Hormones in action Posted on May 1, 2018

Appropriately glacial tulips in Holland Park

 

 

Just when we gardeners are cajoling our friends (who are doing likewise) to come and admire our magnolias/camellias/tulips/wisteria the weather turns round to bite us. Is this a rehearsal for the Bank Holiday? Then what was that heatwave at the beginning of May?

Plants can’t exactly back-pedal when their spring hopes are dashed. Some can put the brakes on, but once the bracts are off, the petals are on their own. Even the blackthorn has mistimed its winter, the high point of its not very exciting year. It flowered in a warm spell; I wonder how many sloes there’ll be this autumn.

My excitement just now is watching and measuring the progress of a newly-planted clematis. C. armandi is remarkably deliberate and predictable. It sends up a leading shoot with two opposite arms at the base, each ending in three leaves curved inward like grappling hooks.
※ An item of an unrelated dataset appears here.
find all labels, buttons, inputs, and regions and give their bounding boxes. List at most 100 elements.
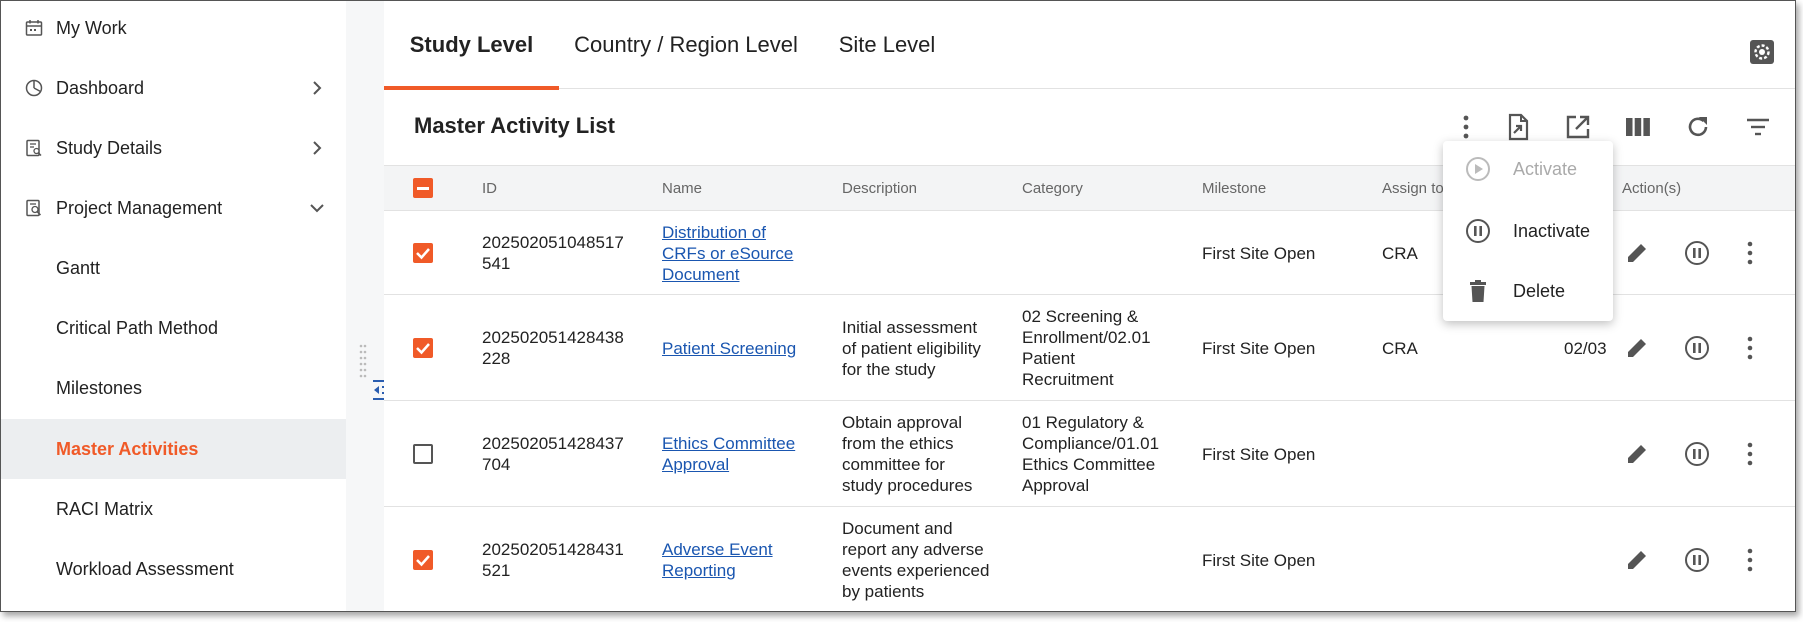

When one (or both) finds anything fixed to cling to, one or two of the tender young leaves try to encircle it. When it senses a firm hold the leading shoot has the confidence to extend. If both arms find a purchase they remind me of an athlete hoisting himself on parallel bars; up goes the leader at double speed, to repeat the process. Anything that damages it at this stage seems to discourage the whole shoot, and possibly give a boost to another. The whole thing is a vivid demonstration of hormones in action. Like spring itself.